Le moment arrivait où le dévouement devait être mis à l’épreuve.

Les bruits alarmants répandus depuis quelques jours ne nous avaient pas trompés. Les agitateurs préparaient une journée à Paris. La cherté du pain favorisait leurs manœuvres. Comme, tout en disputant au Roi jusqu’à l’ombre de la puissance, on faisait remonter jusqu’à lui la responsabilité de toute chose, on l’accusait aussi du renchérissement du blé. Il y a des circonstances où tout, jusqu’aux précautions qu’on prend contre le danger, l’augmente.

On exploita le banquet que les gardes du corps avaient donné aux officiers du régiment de Flandre. Les convives avaient seulement juré de défendre le Roi et la famille royale, on prétendit qu’ils avaient juré d’attaquer le peuple et l’assemblée, ce qui était une affreuse calomnie et une infâme machination.

Le 5 octobre, les inquiétudes se réalisent vers les dix heures du matin.
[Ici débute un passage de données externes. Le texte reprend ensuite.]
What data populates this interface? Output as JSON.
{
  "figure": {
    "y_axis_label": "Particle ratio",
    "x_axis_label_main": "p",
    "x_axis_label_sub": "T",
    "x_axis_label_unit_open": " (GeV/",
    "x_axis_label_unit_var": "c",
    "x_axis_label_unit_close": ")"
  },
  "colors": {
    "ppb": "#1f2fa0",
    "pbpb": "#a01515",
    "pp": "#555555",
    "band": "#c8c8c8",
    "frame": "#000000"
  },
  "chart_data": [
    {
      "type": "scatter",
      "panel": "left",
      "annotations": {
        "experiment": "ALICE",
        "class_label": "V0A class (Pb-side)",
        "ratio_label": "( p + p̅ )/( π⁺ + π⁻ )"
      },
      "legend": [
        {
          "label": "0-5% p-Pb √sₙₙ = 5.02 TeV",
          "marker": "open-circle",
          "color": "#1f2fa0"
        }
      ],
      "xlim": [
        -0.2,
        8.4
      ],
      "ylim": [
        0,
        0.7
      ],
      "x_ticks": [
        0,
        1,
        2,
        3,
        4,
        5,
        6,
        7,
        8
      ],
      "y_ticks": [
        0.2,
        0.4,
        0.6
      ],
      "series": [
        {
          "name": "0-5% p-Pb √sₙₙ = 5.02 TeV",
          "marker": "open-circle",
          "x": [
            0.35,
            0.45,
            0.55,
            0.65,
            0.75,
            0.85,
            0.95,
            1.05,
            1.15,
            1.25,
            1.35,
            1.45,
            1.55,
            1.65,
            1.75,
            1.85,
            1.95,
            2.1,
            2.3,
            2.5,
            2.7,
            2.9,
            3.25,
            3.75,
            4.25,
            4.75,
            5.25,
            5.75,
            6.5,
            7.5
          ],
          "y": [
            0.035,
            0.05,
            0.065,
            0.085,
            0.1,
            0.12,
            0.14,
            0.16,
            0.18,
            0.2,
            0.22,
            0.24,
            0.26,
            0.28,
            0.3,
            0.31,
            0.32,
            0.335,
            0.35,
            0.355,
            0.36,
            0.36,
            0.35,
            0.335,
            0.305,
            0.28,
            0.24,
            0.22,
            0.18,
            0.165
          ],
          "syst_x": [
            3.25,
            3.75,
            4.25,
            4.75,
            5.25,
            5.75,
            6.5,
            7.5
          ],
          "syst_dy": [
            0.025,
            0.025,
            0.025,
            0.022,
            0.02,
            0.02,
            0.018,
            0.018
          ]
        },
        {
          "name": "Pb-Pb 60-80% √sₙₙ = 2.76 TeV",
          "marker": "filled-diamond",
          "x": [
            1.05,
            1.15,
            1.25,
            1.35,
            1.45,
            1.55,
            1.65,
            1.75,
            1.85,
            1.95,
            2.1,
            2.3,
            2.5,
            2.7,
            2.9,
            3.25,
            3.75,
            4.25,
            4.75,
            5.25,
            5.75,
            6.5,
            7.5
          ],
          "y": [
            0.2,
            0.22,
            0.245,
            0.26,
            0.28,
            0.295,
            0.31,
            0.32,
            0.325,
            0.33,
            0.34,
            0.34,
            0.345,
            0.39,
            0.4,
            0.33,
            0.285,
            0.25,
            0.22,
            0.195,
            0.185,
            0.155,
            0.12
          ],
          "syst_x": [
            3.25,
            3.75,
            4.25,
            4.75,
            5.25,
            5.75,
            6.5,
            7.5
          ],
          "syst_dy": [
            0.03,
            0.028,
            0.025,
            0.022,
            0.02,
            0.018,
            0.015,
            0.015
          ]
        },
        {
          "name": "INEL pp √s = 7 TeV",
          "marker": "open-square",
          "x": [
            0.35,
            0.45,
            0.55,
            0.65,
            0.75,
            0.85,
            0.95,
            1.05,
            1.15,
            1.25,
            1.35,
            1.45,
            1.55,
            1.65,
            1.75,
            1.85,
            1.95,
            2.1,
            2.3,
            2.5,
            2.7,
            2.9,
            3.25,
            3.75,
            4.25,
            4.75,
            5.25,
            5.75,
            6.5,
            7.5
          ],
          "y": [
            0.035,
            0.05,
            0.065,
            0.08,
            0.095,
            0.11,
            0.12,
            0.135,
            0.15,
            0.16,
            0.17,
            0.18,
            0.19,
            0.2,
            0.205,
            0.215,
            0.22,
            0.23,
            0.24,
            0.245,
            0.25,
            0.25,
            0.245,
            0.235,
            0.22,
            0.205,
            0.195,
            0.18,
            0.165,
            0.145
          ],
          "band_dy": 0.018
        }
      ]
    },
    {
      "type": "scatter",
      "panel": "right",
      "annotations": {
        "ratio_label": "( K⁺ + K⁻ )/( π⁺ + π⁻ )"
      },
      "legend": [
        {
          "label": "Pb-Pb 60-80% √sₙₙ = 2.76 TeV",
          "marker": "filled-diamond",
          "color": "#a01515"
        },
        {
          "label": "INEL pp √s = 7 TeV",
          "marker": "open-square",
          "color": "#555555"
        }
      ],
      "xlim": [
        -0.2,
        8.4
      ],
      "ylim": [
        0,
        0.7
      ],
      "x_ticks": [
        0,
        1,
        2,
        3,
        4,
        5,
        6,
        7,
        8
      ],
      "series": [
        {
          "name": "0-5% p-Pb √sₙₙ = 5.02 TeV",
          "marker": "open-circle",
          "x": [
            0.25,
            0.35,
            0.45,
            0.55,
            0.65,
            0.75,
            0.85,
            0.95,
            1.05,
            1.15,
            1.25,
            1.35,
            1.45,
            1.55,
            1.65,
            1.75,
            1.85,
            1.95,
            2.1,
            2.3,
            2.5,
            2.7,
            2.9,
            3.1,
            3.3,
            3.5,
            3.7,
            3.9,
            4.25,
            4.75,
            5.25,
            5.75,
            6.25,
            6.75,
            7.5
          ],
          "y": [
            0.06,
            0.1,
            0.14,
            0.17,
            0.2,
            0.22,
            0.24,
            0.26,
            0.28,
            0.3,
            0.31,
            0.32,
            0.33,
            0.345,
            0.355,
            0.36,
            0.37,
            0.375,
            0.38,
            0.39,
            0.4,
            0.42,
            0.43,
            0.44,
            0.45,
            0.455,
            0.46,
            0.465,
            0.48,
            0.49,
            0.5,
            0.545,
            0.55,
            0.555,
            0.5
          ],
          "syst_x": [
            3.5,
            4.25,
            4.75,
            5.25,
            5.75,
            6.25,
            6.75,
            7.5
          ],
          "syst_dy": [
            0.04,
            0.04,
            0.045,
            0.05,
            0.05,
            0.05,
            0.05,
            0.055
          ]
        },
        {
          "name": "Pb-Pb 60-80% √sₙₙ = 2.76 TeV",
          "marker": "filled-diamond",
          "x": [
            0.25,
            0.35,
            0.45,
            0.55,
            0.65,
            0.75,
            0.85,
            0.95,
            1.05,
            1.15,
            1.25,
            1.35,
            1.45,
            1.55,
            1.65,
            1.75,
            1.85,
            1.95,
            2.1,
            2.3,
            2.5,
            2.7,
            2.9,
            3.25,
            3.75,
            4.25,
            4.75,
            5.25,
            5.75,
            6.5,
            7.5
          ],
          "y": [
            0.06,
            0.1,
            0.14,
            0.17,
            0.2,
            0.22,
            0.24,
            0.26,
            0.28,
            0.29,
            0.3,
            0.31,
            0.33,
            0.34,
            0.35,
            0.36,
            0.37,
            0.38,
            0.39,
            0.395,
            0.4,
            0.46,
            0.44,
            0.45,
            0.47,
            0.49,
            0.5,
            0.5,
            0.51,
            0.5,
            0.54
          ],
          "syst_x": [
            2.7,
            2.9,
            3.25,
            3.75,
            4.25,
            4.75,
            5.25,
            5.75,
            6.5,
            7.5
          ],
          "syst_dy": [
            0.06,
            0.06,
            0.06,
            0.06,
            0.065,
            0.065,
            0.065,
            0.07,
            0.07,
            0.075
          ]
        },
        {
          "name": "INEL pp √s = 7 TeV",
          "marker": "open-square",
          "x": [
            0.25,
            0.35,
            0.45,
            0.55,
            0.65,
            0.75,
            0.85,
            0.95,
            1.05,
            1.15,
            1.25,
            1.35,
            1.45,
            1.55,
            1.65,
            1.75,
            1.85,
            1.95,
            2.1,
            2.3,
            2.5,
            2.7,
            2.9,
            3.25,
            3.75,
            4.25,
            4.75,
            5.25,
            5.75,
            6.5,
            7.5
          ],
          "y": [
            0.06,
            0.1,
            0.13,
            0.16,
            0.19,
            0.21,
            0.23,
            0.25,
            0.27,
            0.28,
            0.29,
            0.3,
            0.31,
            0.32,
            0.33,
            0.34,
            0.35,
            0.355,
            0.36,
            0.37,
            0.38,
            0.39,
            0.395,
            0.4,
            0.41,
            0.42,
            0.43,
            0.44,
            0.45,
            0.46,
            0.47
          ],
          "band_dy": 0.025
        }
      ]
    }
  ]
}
On avait appris que la garde nationale soldée et non soldée partait de Paris avec du canon pour se rendre à Versailles, et que la multitude habituée à paraître dans les journées révolutionnaires la suivait. Il y avait eu dans le ministère quelque velléité d’arrêter ce mouvement inconstitutionnel, en faisant occuper militairement les ponts de Sèvres et de Saint-Cloud. Mais ce plan fut abandonné, sur l’observation de M. Necker que ce serait se précipiter dans la guerre civile. Le Roi reculait toujours devant ce mot. On ne fit donc rien et on attendit. Dès le matin le château était encombré de gentilshommes qui venaient offrir leur épée au Roi. On m’a assuré qu’ils étaient au nombre de près de sept cents ; mais ils n’avaient que leur épée et ils étaient en habit de cour. De quart d’heure en quart d’heure on annonçait l’approche des bandes parisiennes, et tout était dans la plus grande confusion dans la grande galerie et dans les autres salons. Ce ne fut que sur les six heures du soir que les premiers flots commencèrent à arriver, et M. de Lafayette n’entra à Versailles, avec la garde nationale, qu’à six heures du soir. Un billet écrit par lui à Auteuil annonçait à M. de Saint-Priest qu’il saurait maintenir l’ordre et défendre le Roi.

Je ne vous redirai pas ici les détails que vous trouverez partout ; je me borne à vous raconter ce que j’ai vu.

Ma mère me fit coucher dans son appartement : vers cinq heures du matin j’entendis les portes s’ouvrir vivement. La Reine parut. Elle était à peine habillée et avait l’air très-effrayé. Elle prit Madame, l’emmena, et demanda à ma mère de monter, sans perte de temps, monseigneur le Dauphin chez le Roi.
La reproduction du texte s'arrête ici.